Kafamı yerden kaldırıp, lunapark ışıltısıyla duran zillerin arasından “Serpil Selpak” yazan zile bastım. Serpil cama çıkmış aşağı bakıyordu.
“Serpil aşağıya gelir misin?”
“Ne istiyorsun Battal?”
“Kalbine tırmanıp bir bayrak dikmek istiyorum.”
“Önce surları geçmen gerek. Bu sarhoşlukla çok zor olmaz mı?”
“Sen iste Çin Seddi’ni bir misketle yıkayım.”
Serpil’in arkasından bir kafanın dışarı uzandığını fark ettim. Fazlasıyla alkol aldığımdan görüntünün oturması biraz zaman aldı. O an bozulmuş bir televizyon olmayı, yanlış görüntüleri vermeyi istiyordum. Birisi kafama vurup kendime gelmemi sağlamalıydı. Çünkü Serpil’in arkasındaki adam işyerinden arkadaşım Husumet Kansız’dı.
Elimi belime atıp silahıma uzanmaya çalıştım. Yoktu. Daha önce de olmamıştı. Husumet hedef tahtasını andıran ağzını açıp konuşmaya başladı:
“Ne yaptığını sanıyorsun Battal?”
“Elimdeki taşı buradan hangi açı ve hızla atarsam kafanı kırabileceğimi düşünüyorum.”
“İnsanlar rahatsız olacak. Evine git yarın ayık kafayla konuşulur bunlar.”
Yarın sağ olmayı düşünüyordu. Bense onu öldürdükten sonraki kaçış planımı çoktan hazırlamıştım.
“İnsanların rahatsız olmasını istemiyorsan kapıyı aç.”
“Olmaz Battal sen kendinde değilsin.”
“İki kaşının ortasına kafa attığımda ayılacağımı düşünüyorum.”

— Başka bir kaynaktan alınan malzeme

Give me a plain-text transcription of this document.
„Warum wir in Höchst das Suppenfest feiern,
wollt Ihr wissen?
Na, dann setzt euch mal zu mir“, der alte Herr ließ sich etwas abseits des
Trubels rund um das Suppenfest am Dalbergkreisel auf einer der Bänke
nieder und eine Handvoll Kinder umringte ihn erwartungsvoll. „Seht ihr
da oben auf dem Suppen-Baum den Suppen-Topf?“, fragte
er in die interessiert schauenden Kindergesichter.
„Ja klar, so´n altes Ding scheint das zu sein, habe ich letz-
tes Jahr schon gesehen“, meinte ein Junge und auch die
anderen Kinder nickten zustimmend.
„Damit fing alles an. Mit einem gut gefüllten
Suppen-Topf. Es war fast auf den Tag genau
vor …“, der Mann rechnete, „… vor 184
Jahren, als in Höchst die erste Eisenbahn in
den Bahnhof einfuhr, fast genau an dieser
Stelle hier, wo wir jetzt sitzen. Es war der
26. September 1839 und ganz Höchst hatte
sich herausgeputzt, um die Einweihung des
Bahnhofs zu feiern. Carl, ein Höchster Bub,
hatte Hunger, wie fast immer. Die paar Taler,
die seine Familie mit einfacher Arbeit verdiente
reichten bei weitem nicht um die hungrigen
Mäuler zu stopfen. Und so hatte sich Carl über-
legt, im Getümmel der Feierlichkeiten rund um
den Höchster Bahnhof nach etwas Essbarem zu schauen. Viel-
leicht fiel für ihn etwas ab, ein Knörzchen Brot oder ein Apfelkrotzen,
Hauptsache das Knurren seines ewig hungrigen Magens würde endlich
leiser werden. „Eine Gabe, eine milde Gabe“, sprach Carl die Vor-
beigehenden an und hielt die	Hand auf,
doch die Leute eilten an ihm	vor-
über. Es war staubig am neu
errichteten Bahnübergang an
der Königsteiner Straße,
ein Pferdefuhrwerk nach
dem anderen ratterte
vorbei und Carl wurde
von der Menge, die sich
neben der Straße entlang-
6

“Kavga etmeyi gerektirecek bir şey yok. İkimiz de medeni insanlarız.”
“Ben de medeni haline ‘ölü’ yazdırmayı düşünüyorum zaten.”
Apartmana birisinin girdiğini fark edip dış kapı kapanmadan peşinden içeriye daldım. Çıkmam gereken kata kadar bir nefeste çıktım. Husumet kapıyı açmış beni bekliyordu.
“Battal olay çıkarmaya lüzum yok.”
“Kafanı yerinden çıkarıp çocukları sevindireceğim.”
“Çocuklar kopmuş kafalara sevinmez, onlardan korkarlar Battal.”
“Kopmuş kafayı önlerine atıp maç yapmalarını sağladığında göbek bile atarlar.”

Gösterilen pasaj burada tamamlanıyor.